The Cardinal Initiative Synopsis
By Payton Beims
In the last three years Rawlins County has seen nearly eleven suicides. When one looks at the suicides in Northwest Kansas in general over the same amount of time, the number is much more staggering. The Cardinal Initiative strives to lower that number. In this summary you will find what Cardinal intends to accomplish in the area and how we intend to do it.
The Cardinal Initiative will be a nonprofit organization with the sole priority of bringing long-term mental healthcare to Northwest Kansas. The headquarters/facility will be located in Atwood, Kansas and serve as the “one-stop-shop” for individuals and families seeking that care.
Cardinal will be supervised by a coalition advisory board composed of first responder personnel, nonprofit leaders, mental health professionals, and knowledgeable members of the community.
The functionality of the organization will rely on that coalition. Staying with those demographics, members of the board, and those who work with them, will be the ones who encounter the individuals suffering from mental illness on a regular basis. When they do so, they will be able to recommend they go to the Cardinal facility to seek proper care if they so choose.
To curb the stigma of being labeled “crazy” or “weak,” Cardinal will release informative articles explaining why that thought process is outdated. These articles will be available to the public and will also be made available on public platforms such as Facebook, our website, and the local newspapers. This practice will hopefully correct the actions of those who would rather judge a suffering person than help them. This practice will also serve as a guide to detection so more individuals in the area can be made aware of the organization’s mission.
The Cardinal Initiative will be funded by awarded grants and donations from outside entities. Grant funding will be sought to cover the majority of the cost to construct and furnish a new facility. Donations will be sought to pay salaries as well as utilities and maintenance costs on the facility. Donations will also be used to fund any marketing campaigns carried out by the organization.
In-person, long-term care is a major goal for Cardinal. It will be a top priority for the organization to receive enough funds to sustain a reasonable salary for the mental healthcare professionals Cardinal seeks to hire, and pay the salary of the director.
Portions of the received donations will be used to substantiate a sliding fee scale for those who can not afford the fees from the telehealth provider Cardinal intends to use during the period of raising salary funds.
Cardinal intends to use the telehealth provider known as Cerebral for providing care to the individuals we intend to serve.
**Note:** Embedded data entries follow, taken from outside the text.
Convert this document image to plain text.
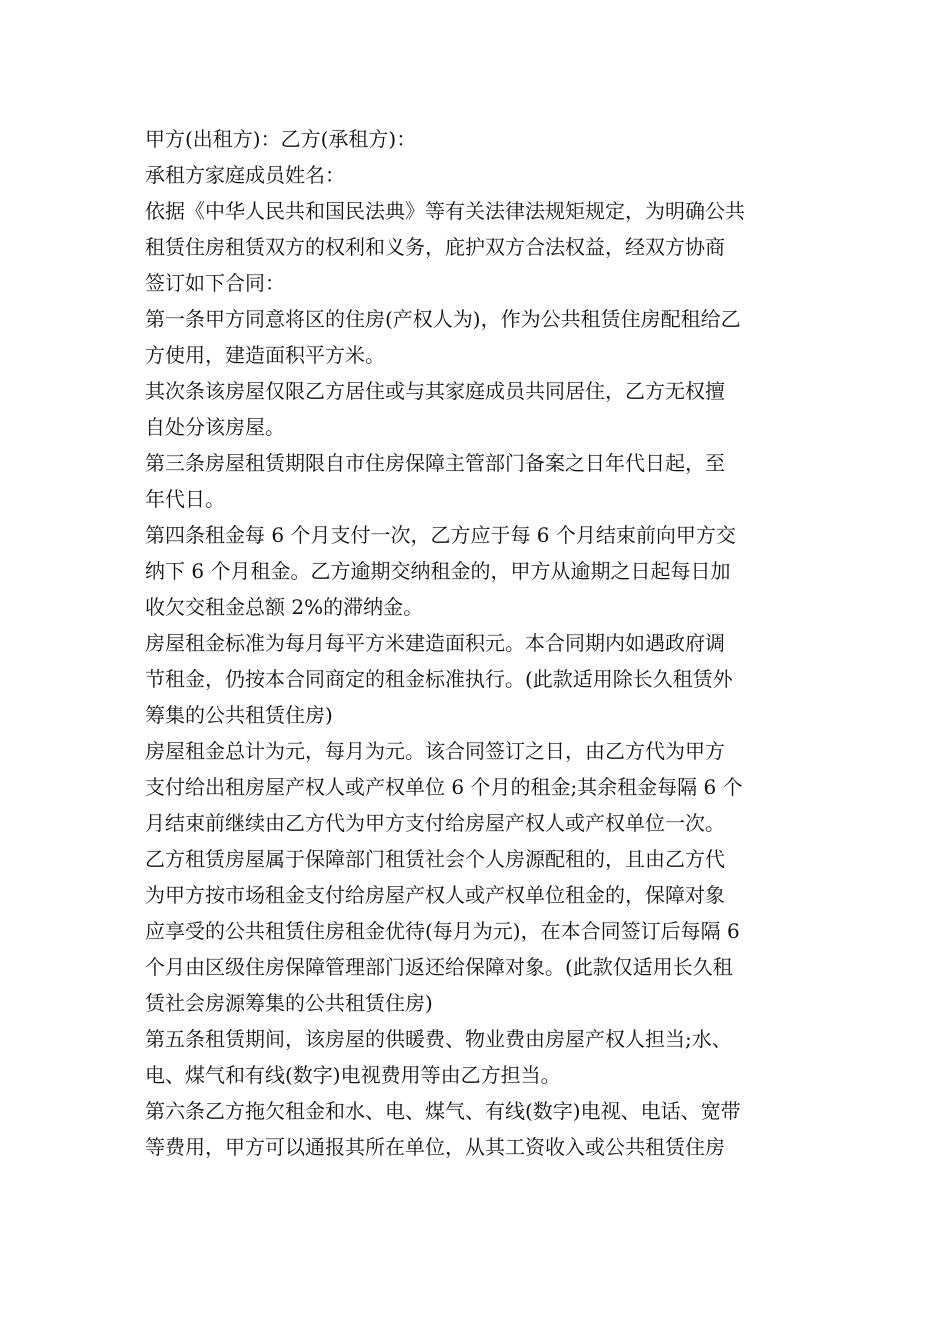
甲方(出租方)：乙方(承租方)：
承租方家庭成员姓名：
依据《中华人民共和国民法典》等有关法律法规矩规定，为明确公共
租赁住房租赁双方的权利和义务，庇护双方合法权益，经双方协商
签订如下合同：
第一条甲方同意将区的住房(产权人为)，作为公共租赁住房配租给乙
方使用，建造面积平方米。
其次条该房屋仅限乙方居住或与其家庭成员共同居住，乙方无权擅
自处分该房屋。
第三条房屋租赁期限自市住房保障主管部门备案之日年代日起，至
年代日。
第四条租金每 6 个月支付一次，乙方应于每 6 个月结束前向甲方交
纳下 6 个月租金。乙方逾期交纳租金的，甲方从逾期之日起每日加
收欠交租金总额 2%的滞纳金。
房屋租金标准为每月每平方米建造面积元。本合同期内如遇政府调
节租金，仍按本合同商定的租金标准执行。(此款适用除长久租赁外
筹集的公共租赁住房)
房屋租金总计为元，每月为元。该合同签订之日，由乙方代为甲方
支付给出租房屋产权人或产权单位 6 个月的租金;其余租金每隔 6 个
月结束前继续由乙方代为甲方支付给房屋产权人或产权单位一次。
乙方租赁房屋属于保障部门租赁社会个人房源配租的，且由乙方代
为甲方按市场租金支付给房屋产权人或产权单位租金的，保障对象
应享受的公共租赁住房租金优待(每月为元)，在本合同签订后每隔 6
个月由区级住房保障管理部门返还给保障对象。(此款仅适用长久租
赁社会房源筹集的公共租赁住房)
第五条租赁期间，该房屋的供暖费、物业费由房屋产权人担当;水、
电、煤气和有线(数字)电视费用等由乙方担当。
第六条乙方拖欠租金和水、电、煤气、有线(数字)电视、电话、宽带
等费用，甲方可以通报其所在单位，从其工资收入或公共租赁住房
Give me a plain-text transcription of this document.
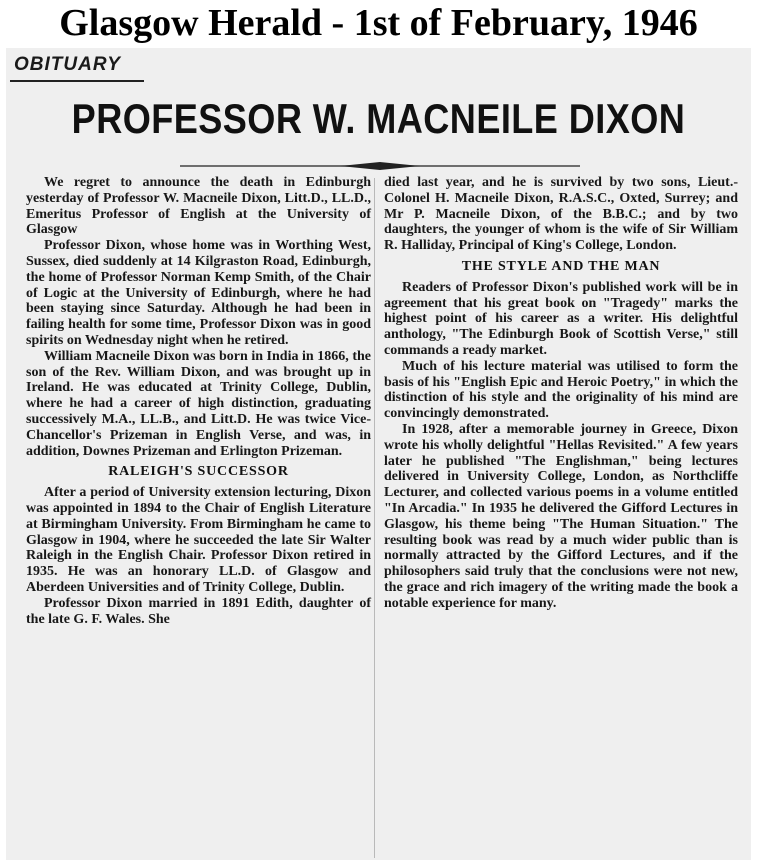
Glasgow Herald - 1st of February, 1946
OBITUARY
PROFESSOR W. MACNEILE DIXON

We regret to announce the death in Edinburgh yesterday of Professor W. Macneile Dixon, Litt.D., LL.D., Emeritus Professor of English at the University of Glasgow

Professor Dixon, whose home was in Worthing West, Sussex, died suddenly at 14 Kilgraston Road, Edinburgh, the home of Professor Norman Kemp Smith, of the Chair of Logic at the University of Edinburgh, where he had been staying since Saturday. Although he had been in failing health for some time, Professor Dixon was in good spirits on Wednesday night when he retired.

William Macneile Dixon was born in India in 1866, the son of the Rev. William Dixon, and was brought up in Ireland. He was educated at Trinity College, Dublin, where he had a career of high distinction, graduating successively M.A., LL.B., and Litt.D. He was twice Vice-Chancellor's Prizeman in English Verse, and was, in addition, Downes Prizeman and Erlington Prizeman.

RALEIGH'S SUCCESSOR

After a period of University extension lecturing, Dixon was appointed in 1894 to the Chair of English Literature at Birmingham University. From Birmingham he came to Glasgow in 1904, where he succeeded the late Sir Walter Raleigh in the English Chair. Professor Dixon retired in 1935. He was an honorary LL.D. of Glasgow and Aberdeen Universities and of Trinity College, Dublin.

Professor Dixon married in 1891 Edith, daughter of the late G. F. Wales. She

died last year, and he is survived by two sons, Lieut.-Colonel H. Macneile Dixon, R.A.S.C., Oxted, Surrey; and Mr P. Macneile Dixon, of the B.B.C.; and by two daughters, the younger of whom is the wife of Sir William R. Halliday, Principal of King's College, London.

THE STYLE AND THE MAN

Readers of Professor Dixon's published work will be in agreement that his great book on "Tragedy" marks the highest point of his career as a writer. His delightful anthology, "The Edinburgh Book of Scottish Verse," still commands a ready market.

Much of his lecture material was utilised to form the basis of his "English Epic and Heroic Poetry," in which the distinction of his style and the originality of his mind are convincingly demonstrated.

In 1928, after a memorable journey in Greece, Dixon wrote his wholly delightful "Hellas Revisited." A few years later he published "The Englishman," being lectures delivered in University College, London, as Northcliffe Lecturer, and collected various poems in a volume entitled "In Arcadia." In 1935 he delivered the Gifford Lectures in Glasgow, his theme being "The Human Situation." The resulting book was read by a much wider public than is normally attracted by the Gifford Lectures, and if the philosophers said truly that the conclusions were not new, the grace and rich imagery of the writing made the book a notable experience for many.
Cerebral is a low-cost provider whose fees would be easy to cover if the person receiving the care can not afford it. Cardinal intends to be available to everyone and will not turn someone away due to the individual’s inability to pay.
Out of the thousands of nasty, unsightly things that could potentially end someone’s life, suicide is the tenth deadliest assailant in Kansas (CDC 2019). Rawlins County and Northwest Kansas in general has not been exempt from this statistic. In our community, these tragedies were ensued by individuals who either lived in Rawlins County, or were well known by the community and had lived here at one time or another. Some of these people who committed suicide were young and had so much to look forward to in life, but couldn’t due to a lack of support on a professional level.
Every day there are numerous people in our community who contemplate ending their life because of the loneliness they feel facing the issues and traumas which cause them depression. Every day there are people who search for the proper help and guidance, but are met with temporary solutions, no foreseeable chance at long-term care, and an overall generic strategy meant to make someone feel better in the days to come. That same strategy offers little to no follow up, and eventually leads the person suffering to falling back into their depression,
almost making the issue worse on the individual basis than when they first sought professional help.
We as a county must do something to end this appalling trend.